The most violent part of all this is that I’ve felt forced to choose between and prioritize parts of my identity. In creating this hierarchy of my identity, I'm merely trying to survive the non-intersectional world that requires adapting to this violence to navigate it. I realize that I choose Black spaces over queer spaces because for me, there is more violence in spaces that do not qualify my Blackness as worthy rather than my queerness. Yet, in doing this, I am still terrified to be in spaces where patriarchy, misogyny, queerphobia, and transphobia are found, and I still fear for my life and mental health in Black spaces.

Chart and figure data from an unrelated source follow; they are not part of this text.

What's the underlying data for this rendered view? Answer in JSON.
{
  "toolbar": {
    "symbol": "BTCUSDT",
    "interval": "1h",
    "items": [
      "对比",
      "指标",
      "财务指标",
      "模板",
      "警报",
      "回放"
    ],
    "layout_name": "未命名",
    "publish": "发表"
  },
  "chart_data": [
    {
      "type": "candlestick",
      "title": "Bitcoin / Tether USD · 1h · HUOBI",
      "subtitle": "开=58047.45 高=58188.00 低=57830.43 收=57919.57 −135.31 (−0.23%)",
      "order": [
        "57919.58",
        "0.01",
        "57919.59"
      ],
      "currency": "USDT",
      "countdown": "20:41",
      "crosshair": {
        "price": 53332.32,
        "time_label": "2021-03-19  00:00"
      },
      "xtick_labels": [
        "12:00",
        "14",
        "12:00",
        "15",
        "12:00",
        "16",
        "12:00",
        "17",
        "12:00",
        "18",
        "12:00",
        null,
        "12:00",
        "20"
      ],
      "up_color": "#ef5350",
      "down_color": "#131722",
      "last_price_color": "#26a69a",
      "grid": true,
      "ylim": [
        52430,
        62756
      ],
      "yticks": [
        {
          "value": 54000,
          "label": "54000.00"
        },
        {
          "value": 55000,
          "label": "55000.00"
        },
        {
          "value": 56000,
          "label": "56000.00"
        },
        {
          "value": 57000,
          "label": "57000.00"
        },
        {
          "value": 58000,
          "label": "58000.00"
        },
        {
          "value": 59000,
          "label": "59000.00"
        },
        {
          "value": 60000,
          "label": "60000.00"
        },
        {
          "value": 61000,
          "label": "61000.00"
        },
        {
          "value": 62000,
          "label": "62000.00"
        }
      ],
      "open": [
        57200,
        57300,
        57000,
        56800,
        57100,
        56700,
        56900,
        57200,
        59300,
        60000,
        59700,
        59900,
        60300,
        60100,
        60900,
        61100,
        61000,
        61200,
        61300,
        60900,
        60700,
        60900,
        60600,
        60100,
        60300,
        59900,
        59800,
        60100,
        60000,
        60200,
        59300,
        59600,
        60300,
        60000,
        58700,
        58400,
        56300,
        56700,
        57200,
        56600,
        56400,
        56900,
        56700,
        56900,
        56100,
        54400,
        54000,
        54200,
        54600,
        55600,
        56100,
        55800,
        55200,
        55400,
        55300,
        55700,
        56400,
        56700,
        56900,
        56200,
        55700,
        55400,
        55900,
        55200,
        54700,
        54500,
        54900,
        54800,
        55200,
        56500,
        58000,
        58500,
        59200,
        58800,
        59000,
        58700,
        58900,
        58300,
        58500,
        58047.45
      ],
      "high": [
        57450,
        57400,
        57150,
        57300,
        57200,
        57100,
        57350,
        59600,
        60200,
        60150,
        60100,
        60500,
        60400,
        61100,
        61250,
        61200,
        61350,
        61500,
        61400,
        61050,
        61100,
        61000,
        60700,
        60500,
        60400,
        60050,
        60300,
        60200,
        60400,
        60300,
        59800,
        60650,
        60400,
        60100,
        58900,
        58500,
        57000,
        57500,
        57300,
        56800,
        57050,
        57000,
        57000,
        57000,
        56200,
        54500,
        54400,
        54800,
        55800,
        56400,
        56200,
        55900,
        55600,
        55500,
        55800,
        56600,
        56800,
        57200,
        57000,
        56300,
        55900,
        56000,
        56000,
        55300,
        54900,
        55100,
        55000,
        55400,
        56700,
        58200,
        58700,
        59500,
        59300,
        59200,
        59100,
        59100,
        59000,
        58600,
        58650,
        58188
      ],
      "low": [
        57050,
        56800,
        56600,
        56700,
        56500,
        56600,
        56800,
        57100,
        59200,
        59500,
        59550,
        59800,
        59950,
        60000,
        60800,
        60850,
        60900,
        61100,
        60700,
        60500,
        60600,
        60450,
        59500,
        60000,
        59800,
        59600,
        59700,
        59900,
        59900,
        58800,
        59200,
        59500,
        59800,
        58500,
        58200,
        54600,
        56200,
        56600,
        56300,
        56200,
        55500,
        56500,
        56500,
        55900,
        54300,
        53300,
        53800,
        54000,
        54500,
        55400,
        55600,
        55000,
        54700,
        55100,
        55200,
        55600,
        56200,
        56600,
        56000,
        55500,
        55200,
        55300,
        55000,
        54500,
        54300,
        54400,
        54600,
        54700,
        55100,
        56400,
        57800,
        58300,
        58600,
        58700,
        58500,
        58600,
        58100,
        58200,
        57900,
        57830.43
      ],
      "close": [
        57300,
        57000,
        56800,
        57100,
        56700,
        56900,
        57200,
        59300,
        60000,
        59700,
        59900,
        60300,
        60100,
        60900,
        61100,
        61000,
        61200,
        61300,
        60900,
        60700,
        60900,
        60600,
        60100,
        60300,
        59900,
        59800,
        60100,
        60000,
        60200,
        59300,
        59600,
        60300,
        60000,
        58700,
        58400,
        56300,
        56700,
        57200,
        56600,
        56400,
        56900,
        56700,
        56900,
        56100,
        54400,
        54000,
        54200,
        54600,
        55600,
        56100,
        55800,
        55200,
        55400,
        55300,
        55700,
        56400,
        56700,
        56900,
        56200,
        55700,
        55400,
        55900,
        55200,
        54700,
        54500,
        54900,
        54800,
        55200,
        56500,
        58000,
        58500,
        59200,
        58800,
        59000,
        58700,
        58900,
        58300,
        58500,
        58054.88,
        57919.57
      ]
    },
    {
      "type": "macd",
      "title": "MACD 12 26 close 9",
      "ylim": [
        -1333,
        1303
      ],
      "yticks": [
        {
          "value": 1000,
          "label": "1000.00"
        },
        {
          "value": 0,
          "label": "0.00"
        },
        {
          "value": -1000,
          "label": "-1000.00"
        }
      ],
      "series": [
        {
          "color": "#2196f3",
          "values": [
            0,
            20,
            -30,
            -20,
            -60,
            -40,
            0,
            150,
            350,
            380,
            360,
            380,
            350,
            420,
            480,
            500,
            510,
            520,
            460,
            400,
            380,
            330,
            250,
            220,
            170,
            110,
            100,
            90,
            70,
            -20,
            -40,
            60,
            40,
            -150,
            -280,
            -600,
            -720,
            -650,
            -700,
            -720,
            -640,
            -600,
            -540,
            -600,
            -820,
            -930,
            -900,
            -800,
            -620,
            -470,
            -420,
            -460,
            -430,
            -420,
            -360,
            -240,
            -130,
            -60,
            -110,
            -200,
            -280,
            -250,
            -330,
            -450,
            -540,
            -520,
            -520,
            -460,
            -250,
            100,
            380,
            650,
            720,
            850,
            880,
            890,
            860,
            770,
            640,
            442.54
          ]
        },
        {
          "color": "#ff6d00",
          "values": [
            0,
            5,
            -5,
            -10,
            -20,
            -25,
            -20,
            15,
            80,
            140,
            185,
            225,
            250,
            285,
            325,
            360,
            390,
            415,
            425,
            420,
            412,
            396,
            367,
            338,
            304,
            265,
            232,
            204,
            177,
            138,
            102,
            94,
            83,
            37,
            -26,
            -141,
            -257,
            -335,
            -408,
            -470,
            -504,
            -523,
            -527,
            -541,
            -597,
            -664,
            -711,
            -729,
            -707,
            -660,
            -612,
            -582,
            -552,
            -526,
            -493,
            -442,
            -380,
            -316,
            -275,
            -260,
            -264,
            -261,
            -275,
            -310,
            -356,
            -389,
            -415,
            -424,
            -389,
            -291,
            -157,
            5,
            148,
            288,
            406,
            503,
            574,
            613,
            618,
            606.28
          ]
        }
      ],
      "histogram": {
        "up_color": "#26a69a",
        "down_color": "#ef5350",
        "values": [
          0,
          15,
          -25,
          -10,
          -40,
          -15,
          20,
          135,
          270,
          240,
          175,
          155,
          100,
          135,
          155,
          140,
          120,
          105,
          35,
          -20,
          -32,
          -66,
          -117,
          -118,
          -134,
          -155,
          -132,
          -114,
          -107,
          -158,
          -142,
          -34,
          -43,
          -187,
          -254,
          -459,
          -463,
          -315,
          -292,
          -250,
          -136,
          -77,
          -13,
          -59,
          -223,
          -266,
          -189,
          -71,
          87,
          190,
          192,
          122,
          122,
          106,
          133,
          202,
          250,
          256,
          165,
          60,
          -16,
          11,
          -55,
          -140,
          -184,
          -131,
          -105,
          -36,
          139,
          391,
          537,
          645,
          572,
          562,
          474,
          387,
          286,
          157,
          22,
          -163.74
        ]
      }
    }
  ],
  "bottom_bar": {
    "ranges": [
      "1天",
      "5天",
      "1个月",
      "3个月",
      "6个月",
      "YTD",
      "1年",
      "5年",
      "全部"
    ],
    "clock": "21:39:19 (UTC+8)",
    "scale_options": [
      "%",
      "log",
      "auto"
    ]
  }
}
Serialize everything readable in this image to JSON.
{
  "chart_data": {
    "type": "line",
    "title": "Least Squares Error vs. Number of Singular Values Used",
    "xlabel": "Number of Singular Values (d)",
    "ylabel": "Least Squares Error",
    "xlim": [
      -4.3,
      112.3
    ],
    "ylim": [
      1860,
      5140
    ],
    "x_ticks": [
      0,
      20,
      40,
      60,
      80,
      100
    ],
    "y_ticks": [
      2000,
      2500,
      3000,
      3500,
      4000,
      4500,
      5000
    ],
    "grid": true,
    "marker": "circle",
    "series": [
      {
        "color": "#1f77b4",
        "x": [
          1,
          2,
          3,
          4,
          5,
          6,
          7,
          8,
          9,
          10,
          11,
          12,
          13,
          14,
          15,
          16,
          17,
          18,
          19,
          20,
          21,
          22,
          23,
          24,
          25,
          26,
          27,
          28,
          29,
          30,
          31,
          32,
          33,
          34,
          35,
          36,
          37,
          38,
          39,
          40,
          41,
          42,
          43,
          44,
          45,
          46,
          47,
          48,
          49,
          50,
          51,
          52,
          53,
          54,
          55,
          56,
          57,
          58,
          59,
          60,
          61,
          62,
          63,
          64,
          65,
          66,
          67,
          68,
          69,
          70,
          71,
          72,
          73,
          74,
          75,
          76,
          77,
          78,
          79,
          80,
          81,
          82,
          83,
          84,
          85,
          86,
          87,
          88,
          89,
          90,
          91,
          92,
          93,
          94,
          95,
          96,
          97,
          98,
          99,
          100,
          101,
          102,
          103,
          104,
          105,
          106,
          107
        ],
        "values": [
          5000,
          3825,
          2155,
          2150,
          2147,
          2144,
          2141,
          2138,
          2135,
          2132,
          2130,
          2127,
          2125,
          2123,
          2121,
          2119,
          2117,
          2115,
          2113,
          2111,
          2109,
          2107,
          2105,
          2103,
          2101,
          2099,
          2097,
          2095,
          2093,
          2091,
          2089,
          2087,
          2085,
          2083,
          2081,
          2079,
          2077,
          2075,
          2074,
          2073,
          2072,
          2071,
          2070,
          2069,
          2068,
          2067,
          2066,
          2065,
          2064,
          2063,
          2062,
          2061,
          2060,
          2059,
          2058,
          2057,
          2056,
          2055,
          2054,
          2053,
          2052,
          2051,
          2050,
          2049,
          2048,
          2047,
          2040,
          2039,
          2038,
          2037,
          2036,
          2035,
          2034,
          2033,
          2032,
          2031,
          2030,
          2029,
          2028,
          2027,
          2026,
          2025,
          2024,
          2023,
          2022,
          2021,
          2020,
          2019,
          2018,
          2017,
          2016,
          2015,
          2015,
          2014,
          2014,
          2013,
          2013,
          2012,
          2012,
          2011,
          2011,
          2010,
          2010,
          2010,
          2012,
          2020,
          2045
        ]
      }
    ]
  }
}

There is a deep rooted reality that anti-Blackness is pervasive and perpetuated in our everyday navigation, and to be in a space of non-Black people perpetuating that violence is more triggering than to collect my own people for not seeing me fully. It hurts either way, but I have a preference in what hurt I engage in.

In so many ways, I thrive in Black spaces in ways that I cannot anywhere else. Blackness is so foreign, so cancerous, and so illicit to white supremacy that it is overwhelmingly powerful to be in a room of unapologetic Black people—problematic or not. But queer spaces do not make me feel unified in anything, not even within my sexuality or gender identity. I am queer sexually, in that I date and engage with anyone who peaks my interest regardless of their gender or sexual identity. I am agender, in that I do not identify with a gender. In these components of my identity, my Blackness defines each of them because Blackness is inherently deviant, therefore everything about me will never fit within the confines of white supremacist conformity.

I feel community in being Black and being around Black people. However, the power of that space alone is not enough to sustain me, though, nor does it change the reality of how violent these spaces can be to my well-being and safety. I want more from our overall community than only being able to guarantee safe spaces when I’m part of creating them. But more importantly, I need more to survive and to be my whole self, because I will not compartmentalize my humanity for the sake of everyone else.

The sake of everyone else in the Black community speaks to power systems of who is worthy, who is normal, and who is dominant. Black queer folks have been here, doing the work, surviving the matrices of violence, and still showing up for everyone else. Liberation is not just dependent on Black racial justice. It must include all intersections of our identities. Choosing Blackness out of survival for my own personal navigation and political understanding does not address the reality that we must push our community as a whole to address our Black queer identities, existence, and humanity.

It’s not enough to say #BlackLivesMatter and only mean some.